Há oito meses, o reeducando Jackson Willams Felix Gomes da Silva, 19, se encontra no Sistema Prisional aguardando julgamento. Ele é réu confesso no assassinato e ocultação de cadáver do seu pai, o músico Antônio Jorge, crime ocorrido em fevereiro de 2011.Na tarde desta terça-feira (03), agentes do Sistema Prisional o levaram para a Central de Polícia após encontrar – durante revista de rotina – um tablet em sua cela. No primeiro momento, o reeducando não quis dar nenhum tipo de declaração, mas diante da insistência da imprensa Jackson relatou, com microfones e câmeras desligados, os fatos que motivaram o assassinato de seu pai.

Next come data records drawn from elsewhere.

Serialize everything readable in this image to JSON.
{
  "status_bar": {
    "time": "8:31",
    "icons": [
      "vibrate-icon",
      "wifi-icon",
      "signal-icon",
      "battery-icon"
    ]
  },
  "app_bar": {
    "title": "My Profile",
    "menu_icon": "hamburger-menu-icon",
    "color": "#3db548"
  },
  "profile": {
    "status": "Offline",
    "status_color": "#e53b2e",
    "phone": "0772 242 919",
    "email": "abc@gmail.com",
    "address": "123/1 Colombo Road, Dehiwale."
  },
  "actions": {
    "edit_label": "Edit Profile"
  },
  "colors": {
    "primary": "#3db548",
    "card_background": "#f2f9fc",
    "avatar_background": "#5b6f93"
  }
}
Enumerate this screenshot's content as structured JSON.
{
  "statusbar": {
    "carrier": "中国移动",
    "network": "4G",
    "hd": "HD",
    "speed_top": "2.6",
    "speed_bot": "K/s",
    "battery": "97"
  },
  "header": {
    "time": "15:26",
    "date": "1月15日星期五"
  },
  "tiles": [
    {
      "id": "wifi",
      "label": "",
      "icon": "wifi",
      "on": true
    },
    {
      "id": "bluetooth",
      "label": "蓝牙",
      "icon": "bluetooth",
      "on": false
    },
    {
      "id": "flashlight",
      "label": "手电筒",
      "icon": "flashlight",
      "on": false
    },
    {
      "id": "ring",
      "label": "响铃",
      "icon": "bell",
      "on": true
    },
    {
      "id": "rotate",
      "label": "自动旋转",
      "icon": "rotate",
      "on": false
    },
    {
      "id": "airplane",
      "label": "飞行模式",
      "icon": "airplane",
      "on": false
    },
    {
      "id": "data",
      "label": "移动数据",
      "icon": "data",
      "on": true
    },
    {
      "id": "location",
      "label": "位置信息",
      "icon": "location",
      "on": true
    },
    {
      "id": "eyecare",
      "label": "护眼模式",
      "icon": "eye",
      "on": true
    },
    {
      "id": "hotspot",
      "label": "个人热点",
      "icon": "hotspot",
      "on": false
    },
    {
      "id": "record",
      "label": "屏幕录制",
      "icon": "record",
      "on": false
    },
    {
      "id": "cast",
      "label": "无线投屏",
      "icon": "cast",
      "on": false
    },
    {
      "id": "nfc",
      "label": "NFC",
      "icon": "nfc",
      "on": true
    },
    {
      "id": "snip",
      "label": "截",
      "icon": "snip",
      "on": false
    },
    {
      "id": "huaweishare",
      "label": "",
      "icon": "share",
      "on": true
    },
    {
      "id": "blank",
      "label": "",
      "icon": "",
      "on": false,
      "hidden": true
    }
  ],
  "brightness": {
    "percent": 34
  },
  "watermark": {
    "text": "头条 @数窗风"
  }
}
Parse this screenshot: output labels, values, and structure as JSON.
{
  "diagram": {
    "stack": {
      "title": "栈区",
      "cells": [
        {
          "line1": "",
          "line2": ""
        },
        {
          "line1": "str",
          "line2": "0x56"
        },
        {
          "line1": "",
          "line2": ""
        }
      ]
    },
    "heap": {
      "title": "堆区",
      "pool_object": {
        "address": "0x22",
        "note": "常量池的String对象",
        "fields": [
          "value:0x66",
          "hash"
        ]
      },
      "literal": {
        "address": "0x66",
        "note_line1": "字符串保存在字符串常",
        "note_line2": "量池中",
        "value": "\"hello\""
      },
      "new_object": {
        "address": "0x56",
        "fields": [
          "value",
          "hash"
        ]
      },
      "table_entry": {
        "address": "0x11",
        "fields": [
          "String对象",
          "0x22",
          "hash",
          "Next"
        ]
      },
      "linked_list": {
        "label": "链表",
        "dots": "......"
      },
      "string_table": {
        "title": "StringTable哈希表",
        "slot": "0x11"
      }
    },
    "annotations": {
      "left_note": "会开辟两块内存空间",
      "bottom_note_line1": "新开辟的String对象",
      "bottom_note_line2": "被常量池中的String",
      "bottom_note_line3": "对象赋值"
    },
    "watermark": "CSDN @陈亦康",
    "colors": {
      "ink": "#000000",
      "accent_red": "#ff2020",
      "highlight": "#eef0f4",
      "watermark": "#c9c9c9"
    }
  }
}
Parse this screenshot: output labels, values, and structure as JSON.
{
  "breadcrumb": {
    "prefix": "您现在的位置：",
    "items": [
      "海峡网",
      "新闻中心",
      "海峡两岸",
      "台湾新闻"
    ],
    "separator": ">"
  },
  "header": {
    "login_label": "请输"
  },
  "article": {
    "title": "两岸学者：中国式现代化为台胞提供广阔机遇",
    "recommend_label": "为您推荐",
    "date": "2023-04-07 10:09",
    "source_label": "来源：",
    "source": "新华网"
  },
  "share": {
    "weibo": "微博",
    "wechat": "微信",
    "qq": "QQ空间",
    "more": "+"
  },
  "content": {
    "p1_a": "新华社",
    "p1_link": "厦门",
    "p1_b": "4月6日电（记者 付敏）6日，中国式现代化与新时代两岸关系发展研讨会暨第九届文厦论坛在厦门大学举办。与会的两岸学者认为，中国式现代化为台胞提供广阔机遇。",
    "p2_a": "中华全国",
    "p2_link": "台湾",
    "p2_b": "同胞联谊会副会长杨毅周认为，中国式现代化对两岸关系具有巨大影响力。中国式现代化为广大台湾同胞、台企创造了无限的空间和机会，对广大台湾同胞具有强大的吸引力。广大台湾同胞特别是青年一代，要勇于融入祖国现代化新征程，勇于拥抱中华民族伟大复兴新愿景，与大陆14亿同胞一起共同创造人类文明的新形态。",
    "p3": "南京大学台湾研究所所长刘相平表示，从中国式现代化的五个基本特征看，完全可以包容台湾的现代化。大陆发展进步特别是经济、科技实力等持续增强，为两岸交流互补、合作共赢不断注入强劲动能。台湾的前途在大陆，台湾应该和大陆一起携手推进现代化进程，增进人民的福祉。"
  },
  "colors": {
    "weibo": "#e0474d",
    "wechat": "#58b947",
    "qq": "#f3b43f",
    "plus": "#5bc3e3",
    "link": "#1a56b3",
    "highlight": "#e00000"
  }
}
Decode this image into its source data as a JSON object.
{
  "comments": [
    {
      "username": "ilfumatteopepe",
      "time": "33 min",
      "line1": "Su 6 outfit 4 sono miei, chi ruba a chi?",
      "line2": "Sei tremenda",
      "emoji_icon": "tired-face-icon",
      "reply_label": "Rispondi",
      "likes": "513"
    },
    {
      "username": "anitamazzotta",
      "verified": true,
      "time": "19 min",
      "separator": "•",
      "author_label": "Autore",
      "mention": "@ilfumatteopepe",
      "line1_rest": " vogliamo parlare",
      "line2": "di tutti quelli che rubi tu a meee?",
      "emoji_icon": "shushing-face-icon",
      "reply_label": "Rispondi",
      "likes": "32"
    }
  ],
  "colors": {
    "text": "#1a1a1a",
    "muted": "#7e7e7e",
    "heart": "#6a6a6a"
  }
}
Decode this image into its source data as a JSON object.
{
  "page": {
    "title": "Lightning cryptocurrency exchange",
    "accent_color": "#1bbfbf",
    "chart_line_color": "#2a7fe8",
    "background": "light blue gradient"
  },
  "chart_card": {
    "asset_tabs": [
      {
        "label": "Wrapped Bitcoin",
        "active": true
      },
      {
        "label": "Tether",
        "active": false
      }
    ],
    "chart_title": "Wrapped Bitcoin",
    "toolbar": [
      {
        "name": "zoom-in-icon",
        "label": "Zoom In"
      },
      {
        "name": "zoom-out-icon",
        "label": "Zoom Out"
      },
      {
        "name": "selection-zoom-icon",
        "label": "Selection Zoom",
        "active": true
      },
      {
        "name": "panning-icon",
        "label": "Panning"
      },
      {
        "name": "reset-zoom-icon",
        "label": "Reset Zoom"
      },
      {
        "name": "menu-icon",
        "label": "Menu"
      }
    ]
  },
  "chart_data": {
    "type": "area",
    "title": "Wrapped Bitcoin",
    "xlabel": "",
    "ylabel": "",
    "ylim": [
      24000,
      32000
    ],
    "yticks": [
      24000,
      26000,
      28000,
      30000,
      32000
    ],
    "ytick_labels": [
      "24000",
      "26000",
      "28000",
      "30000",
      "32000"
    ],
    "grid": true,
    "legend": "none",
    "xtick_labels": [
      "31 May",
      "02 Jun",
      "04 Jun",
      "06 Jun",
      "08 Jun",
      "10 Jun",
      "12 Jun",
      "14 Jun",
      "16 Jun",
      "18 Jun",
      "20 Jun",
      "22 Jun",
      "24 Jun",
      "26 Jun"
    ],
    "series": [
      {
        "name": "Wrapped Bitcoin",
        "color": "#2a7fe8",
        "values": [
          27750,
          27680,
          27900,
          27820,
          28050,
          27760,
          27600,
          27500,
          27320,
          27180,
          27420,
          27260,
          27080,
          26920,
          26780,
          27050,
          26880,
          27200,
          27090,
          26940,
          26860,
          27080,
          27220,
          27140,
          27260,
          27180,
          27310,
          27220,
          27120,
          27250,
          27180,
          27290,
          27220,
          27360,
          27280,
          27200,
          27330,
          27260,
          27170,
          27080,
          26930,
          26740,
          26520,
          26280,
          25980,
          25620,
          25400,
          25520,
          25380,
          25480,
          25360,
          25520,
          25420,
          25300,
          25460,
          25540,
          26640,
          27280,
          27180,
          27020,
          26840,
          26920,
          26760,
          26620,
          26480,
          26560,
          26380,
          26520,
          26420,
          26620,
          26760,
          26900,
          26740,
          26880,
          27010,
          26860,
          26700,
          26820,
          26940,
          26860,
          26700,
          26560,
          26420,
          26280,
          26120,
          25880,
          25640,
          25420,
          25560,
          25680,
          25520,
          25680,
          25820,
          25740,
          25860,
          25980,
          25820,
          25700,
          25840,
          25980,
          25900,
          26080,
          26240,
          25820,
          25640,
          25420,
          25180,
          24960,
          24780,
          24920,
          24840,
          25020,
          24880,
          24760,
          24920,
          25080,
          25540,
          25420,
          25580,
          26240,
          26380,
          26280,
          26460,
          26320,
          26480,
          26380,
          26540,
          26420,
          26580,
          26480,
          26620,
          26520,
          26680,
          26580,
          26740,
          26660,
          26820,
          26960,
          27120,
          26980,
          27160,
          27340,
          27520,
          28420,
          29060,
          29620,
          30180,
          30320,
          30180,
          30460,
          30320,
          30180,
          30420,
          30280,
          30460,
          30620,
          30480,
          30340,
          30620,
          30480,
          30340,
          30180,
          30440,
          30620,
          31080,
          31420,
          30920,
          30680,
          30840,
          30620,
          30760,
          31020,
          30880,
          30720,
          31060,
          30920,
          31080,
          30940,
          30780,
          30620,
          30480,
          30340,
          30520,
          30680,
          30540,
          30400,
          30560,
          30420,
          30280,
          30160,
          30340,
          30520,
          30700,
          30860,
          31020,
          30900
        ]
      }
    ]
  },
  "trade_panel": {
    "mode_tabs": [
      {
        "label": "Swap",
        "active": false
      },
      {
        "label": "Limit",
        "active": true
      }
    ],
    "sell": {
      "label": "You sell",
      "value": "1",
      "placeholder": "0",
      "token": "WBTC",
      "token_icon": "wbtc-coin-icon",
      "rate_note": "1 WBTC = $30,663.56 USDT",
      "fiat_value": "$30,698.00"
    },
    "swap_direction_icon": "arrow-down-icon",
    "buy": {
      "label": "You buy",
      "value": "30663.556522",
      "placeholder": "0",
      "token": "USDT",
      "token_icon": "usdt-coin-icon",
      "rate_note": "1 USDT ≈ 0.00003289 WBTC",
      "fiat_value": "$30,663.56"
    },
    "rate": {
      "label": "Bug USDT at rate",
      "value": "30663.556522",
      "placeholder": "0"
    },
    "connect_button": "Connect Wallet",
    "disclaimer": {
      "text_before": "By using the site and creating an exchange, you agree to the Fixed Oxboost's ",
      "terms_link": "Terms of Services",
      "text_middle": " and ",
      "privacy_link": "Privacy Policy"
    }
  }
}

Segundo ele, desde os 4 anos de idade, a vítima o agredia quase que diariamente e as ameaças frequentes a sua mãe tornaram a residência familiar um lugar problemático.“Nunca tomei um gole de cerveja ou usei qualquer tipo de droga. Meu pai também não usava nenhum produto que alterasse a consciência. No entanto, ele sempre foi agressivo. Todos os meus vizinhos sabem disso. Certa vez, ele chegou a jogar gasolina em meu corpo e ameaçou atear fogo ”, lembrou o acusado.

Ainda segundo ele, toda adolescência foi marcada por estudo e trabalho. “Eu não parava em nenhum momento. Sempre tinha algo a fazer. Desde o curso de Inglês ou até buscar minha irmã no colégio. Apesar de todo esforço, meu pai nunca reconheceu e sempre criava problema e muita confusão. Eu cheguei até apanhar de facão. Todo mundo na rua sabe dessas histórias”, frisou.

Ao ser questionado sobre o que aconteceu no dia do assassinato, Jackson Willams relatou emocionado os momentos que antecederam o crime. De acordo com o relato, o músico chegou em casa após uma tentativa frustrada de assassinar dois homens que o deviam dinheiro. “Tem muita coisa que não posso relatar. É muito complicado! Mas, nesse dia em especial ele chegou da rua e foi tomar um banho reclamando de tudo. Depois de alguns minutos, ele saiu pelado pela casa e gritou que eu ia tomar conhecimento de com quantos paus se faz uma canoa. Diante disso, eu fiquei muito aperreado e com medo e acabei pegando a arma dele. Lembro que efeituei dois disparos, mas não sei se os atingiram. Em seguida, escondi o corpo dele sozinho, não teve a participação de ninguém”, assegurou o reeducando.

Ao final da entrevista, Willams garantiu que está arrependido e que pensa diariamente no que fez. “Hoje encontro no Sistema a oportunidade de aprender novas profissões. Não tenha a dúvida que estou arrependido. Não sou isso que estão dizendo aí fora”, garantiu.